Kahramanmaraş’ın yükseklerinde, Ahir Dağı’nın serin yamaçlarında özgürce beslenen oğlaklar… Doğanın en saf haliyle, kekik, sümbül, keven ve çiğdemle harmanlanmış bir beslenme döngüsünün içinden gelen bu hayvanların eti, sadece protein değil; coğrafyanın kokusu, iklimin sabrı ve geleneğin özüyle yoğrulmuş bir lezzet sunar.
Alaybeyoğlu Mutfağında Gelenekle Hazırlanan Bir Tabak
Alaybeyoğlu mutfağında hazırlanan Oğlak Kavurma, bu mirası bugünün damaklarına taşıyan özel bir deneyimdir. Uzun saatler boyunca kısık ateşte, sabır ve sevgiyle pişen oğlak eti; içli bir keşkeğin üzerine serilir. Üzerine serpilen taze kekik sadece aroma değil, Maraş dağlarının rüzgârını da getirir sofraya.
Bir Tabaktan Fazlası
Her lokmasında, geçmişin izini bugüne taşıyan Oğlak Kavurma; yalnızca bir ana yemek değil, bir anlatıdır. Anadolu’nun kadim mutfak geleneğini yaşatan bu tabak, bir şehrin doğayla kurduğu ilişkinin en leziz ifadesidir.

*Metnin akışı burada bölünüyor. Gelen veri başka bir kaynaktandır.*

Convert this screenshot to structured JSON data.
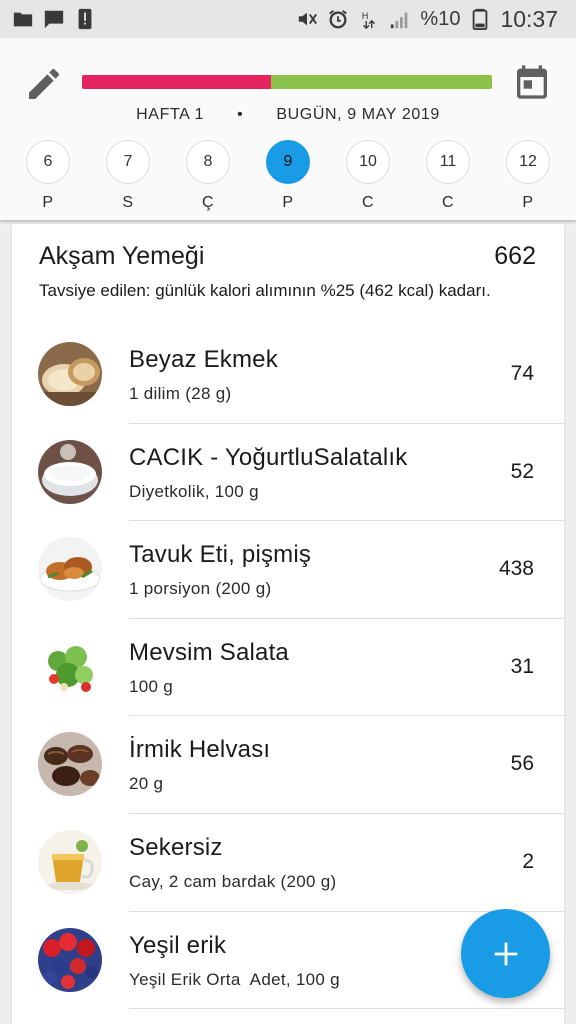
{
  "status_bar": {
    "battery_text": "%10",
    "time": "10:37",
    "left_icons": [
      "folder-icon",
      "chat-icon",
      "alert-icon"
    ],
    "right_icons": [
      "mute-icon",
      "alarm-icon",
      "data-icon",
      "signal-icon",
      "battery-icon"
    ]
  },
  "header": {
    "week_label": "HAFTA 1",
    "separator": "•",
    "date_label": "BUGÜN, 9 MAY 2019",
    "progress": {
      "consumed_fraction": 0.46,
      "consumed_color": "#e5245f",
      "remaining_color": "#8bc34a"
    },
    "days": [
      {
        "number": "6",
        "name": "P",
        "active": false
      },
      {
        "number": "7",
        "name": "S",
        "active": false
      },
      {
        "number": "8",
        "name": "Ç",
        "active": false
      },
      {
        "number": "9",
        "name": "P",
        "active": true
      },
      {
        "number": "10",
        "name": "C",
        "active": false
      },
      {
        "number": "11",
        "name": "C",
        "active": false
      },
      {
        "number": "12",
        "name": "P",
        "active": false
      }
    ],
    "accent_color": "#1a9be6"
  },
  "meal": {
    "title": "Akşam Yemeği",
    "total": "662",
    "note": "Tavsiye edilen: günlük kalori alımının %25 (462 kcal) kadarı.",
    "items": [
      {
        "name": "Beyaz Ekmek",
        "portion": "1 dilim (28 g)",
        "kcal": "74",
        "icon": "bread-icon"
      },
      {
        "name": "CACIK - YoğurtluSalatalık",
        "portion": "Diyetkolik, 100 g",
        "kcal": "52",
        "icon": "yogurt-icon"
      },
      {
        "name": "Tavuk Eti, pişmiş",
        "portion": "1 porsiyon (200 g)",
        "kcal": "438",
        "icon": "chicken-icon"
      },
      {
        "name": "Mevsim Salata",
        "portion": "100 g",
        "kcal": "31",
        "icon": "salad-icon"
      },
      {
        "name": "İrmik Helvası",
        "portion": "20 g",
        "kcal": "56",
        "icon": "dessert-icon"
      },
      {
        "name": "Sekersiz",
        "portion": "Cay, 2 cam bardak (200 g)",
        "kcal": "2",
        "icon": "tea-icon"
      },
      {
        "name": "Yeşil  erik",
        "portion": "Yeşil Erik Orta  Adet, 100 g",
        "kcal": "",
        "icon": "berries-icon"
      }
    ]
  },
  "fab": {
    "icon": "plus-icon"
  }
}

Maraş Sofralarına Saygı Duruşu
Kavurma, keşkeğin sıcaklığıyla buluşurken; ağızda dağılan et, Maraş’ın köklü yemek kültürüne saygı duruşu niteliğindedir. Bu nedenle Alaybeyoğlu’nda Oğlak Kavurma yemek, sadece doymak değil; bir geleneğe ortak olmaktır.